Ein letzter Wunsch


(Wahre) Geschichten von Tieren und Menschen berühren mich immer wieder, da kommt meine sentimentale Ader zum Vorschein, so auch bei der folgenden Story aus Cedar Rapids im US-Bundesstaat Iowa, wo sich viele Menschen zusammengetan haben, um einem sterbenden Obdachlosen seinen letzten Wunsch zu erfüllen.



Der 57jährige Kevin McClain war schon seit einigen Jahren obdachlos und lebte mit seinem Hund "Yurt" im Auto. Vor einem Monat aber schlug der Lungenkrebs mit aller Macht zu, Kevin wurde schwer krank in eine Klinik gebracht, wo man schnell feststellte, dass man nichts mehr für ihn tun konnte. Hund "Yurt" wurde ins Tierheim gesteckt. Als man Kevin vom Krankenhaus zum Sterben in ein Hospiz brachte, erzählte er den Sanitätern, dass er einen Hund besitzt und es sein größter Wunsch wäre, ihn vor seinem Tod noch mal zu sehen. Kevin hatte Glück und kam an einen Sanitäter, für den sein Job nicht einfach bloß ein Job ist, sondern dem auch etwas an den Menschen liegt, um die er sich kümmert und die er transportiert.
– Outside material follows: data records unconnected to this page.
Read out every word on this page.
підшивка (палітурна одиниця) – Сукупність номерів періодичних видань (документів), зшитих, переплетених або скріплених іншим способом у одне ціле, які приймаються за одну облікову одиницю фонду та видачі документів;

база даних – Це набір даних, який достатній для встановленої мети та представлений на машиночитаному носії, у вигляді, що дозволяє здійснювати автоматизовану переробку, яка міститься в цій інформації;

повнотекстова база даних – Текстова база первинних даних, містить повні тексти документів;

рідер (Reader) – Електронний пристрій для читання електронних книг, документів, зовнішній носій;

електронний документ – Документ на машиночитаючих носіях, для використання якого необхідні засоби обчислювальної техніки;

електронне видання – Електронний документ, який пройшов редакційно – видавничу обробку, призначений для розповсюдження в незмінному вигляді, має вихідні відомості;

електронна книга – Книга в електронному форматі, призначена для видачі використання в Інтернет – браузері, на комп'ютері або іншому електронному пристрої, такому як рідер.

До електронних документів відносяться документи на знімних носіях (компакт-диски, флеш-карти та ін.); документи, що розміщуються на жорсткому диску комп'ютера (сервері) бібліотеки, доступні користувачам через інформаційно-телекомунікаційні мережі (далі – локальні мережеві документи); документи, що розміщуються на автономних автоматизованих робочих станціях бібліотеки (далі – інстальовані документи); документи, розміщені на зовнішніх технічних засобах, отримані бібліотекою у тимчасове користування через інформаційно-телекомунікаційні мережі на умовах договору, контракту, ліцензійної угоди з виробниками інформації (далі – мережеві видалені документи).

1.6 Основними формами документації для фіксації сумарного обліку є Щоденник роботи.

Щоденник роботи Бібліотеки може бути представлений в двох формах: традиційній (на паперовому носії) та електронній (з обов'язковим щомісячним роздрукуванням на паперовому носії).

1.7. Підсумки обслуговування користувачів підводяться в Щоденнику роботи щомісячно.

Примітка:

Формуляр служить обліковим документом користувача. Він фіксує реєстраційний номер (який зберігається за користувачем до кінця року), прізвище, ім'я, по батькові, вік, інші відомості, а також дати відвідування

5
Nachdem der Rettungsdienst auch im örtlichen Tierheim assistiert, wusste der Sani, was zu tun war. Kurzerhand holte man Hund "Yurt" aus dem Zwinger und brachte ihn zu seinem Herrchen ins Hospiz. Die Wiedersehensfreude war riesengroß, Hund und Herrchen auf dem Sterbebett kaum zu trennen. Vor wenigen Tagen verstarb Kevin. Yurt wurde von einer Familie aufgenommen und gewöhnt sich nun an sein neues Zuhause.



Hm...Tiere und Menschen...haben oft eine innigere Verbindung, als Menschen untereinander. Woran das wohl liegen mag...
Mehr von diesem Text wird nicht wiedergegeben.